Interviewed by the Wall Street Journal this morning on dealing with falling into a 'slump' at work:
"Some workers can pull out of a slump by asking for new responsibilities or challenges on the job, or brainstorming new ideas to streamline or improve their work, says Rich Gee, a Stamford, Conn., executive coach. In other cases, people who think they are in a slump realize they have simply grown tired of battling their own weaknesses or lack of interest, Mr. Gee says. In that case, a career change can be the answer."
I also spoke with Sue Shellenbarger at the WSJ about many other strategies about jumping out of a slump (but the kind editors at the WSJ are concise editors . . . so my stuff was trimmed):
How can you tell when you are in a slump?

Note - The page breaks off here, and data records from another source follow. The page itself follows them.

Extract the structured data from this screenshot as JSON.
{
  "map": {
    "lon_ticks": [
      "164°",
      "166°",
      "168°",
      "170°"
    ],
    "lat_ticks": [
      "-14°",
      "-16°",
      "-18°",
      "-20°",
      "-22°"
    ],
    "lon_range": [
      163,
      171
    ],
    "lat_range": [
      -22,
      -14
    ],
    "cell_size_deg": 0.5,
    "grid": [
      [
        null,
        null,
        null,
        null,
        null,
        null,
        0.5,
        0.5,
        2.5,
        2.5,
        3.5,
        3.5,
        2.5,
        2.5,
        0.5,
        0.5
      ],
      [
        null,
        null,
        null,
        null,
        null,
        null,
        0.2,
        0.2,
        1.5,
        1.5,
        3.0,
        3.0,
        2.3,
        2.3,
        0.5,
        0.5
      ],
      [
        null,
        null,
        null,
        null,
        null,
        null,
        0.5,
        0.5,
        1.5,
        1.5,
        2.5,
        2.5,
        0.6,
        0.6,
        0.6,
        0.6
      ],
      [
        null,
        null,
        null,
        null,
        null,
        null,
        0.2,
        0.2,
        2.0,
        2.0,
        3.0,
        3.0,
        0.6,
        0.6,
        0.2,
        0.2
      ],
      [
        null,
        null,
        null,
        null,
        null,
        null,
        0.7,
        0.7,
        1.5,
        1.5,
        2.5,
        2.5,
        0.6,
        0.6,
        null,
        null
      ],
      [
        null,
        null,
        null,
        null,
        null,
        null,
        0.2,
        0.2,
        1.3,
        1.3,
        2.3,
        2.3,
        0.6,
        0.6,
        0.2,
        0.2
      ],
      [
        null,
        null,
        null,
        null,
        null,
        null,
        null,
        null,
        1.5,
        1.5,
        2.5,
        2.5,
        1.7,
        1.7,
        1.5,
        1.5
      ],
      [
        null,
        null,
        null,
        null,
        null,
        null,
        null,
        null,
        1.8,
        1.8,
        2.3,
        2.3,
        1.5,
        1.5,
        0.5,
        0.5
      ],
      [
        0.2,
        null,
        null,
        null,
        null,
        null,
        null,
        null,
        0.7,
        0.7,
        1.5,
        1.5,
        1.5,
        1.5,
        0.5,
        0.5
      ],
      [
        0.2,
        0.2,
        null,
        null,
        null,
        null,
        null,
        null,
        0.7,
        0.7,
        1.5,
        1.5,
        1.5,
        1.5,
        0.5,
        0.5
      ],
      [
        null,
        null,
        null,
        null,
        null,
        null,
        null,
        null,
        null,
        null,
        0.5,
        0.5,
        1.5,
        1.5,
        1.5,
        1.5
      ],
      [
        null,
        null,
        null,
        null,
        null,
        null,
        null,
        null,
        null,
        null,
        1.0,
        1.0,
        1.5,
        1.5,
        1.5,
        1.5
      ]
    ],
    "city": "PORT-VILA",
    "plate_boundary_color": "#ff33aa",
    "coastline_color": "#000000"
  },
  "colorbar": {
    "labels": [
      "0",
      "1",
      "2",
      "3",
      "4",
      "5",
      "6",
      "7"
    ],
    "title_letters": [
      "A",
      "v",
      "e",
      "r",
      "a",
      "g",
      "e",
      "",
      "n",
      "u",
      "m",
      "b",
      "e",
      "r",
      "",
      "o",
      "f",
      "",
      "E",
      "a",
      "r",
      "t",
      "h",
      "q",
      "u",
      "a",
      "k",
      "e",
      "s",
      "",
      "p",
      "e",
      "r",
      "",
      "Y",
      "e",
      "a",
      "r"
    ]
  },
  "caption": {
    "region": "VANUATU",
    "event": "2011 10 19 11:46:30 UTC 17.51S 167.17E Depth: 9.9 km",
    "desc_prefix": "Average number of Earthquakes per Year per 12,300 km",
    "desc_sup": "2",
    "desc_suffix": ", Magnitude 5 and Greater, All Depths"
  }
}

- SOS - Same Old Stuff - you find yourself doing the same things, day after day, with no change, no challenges.
- Clock Watching - Late to work, long lunches, leave early and watch the clock while you're there.
- You Find You Don't Care - More and more things are obstacles rather than opportunities. You complain more than compliment.
What are some techniques you can use to get out of a slump? Change The Game:
- Stay in your position - Ask for increased responsibilities, brainstorm new ideas and efficiencies. Modify your job!
- Leave your position, same company - Look for lateral positions that better use your talents. New people, new responsibilities.
- Leave your company - You might need fresh air. We/Companies/Positions all change/evolve - what do you want to do now?
Have you worked with clients in slumps? Absolutely!
- Client #1: Bored/Dying at current job - helped them move to running a full-time website/blog on a hot and growing area! Making big bucks now.
- Client #2: In Marketing - didn't like the work or the people - helped them move to Sales in a key account position - they are loving getting out of the cubicle culture and interacting with clients.
- Client #3: C-Level - Tired of the 'soap opera' politics that come with the position, now out doing incredibly creative things with non-profits.
Here's the entire article.
Isn't the word 'slump' one of the ugliest words in the English language? I don't want one! Neither do you!
P.S. Sue is one of the nicest and most professional reporters I know. When she asks for help, she delivers. Thank you Sue!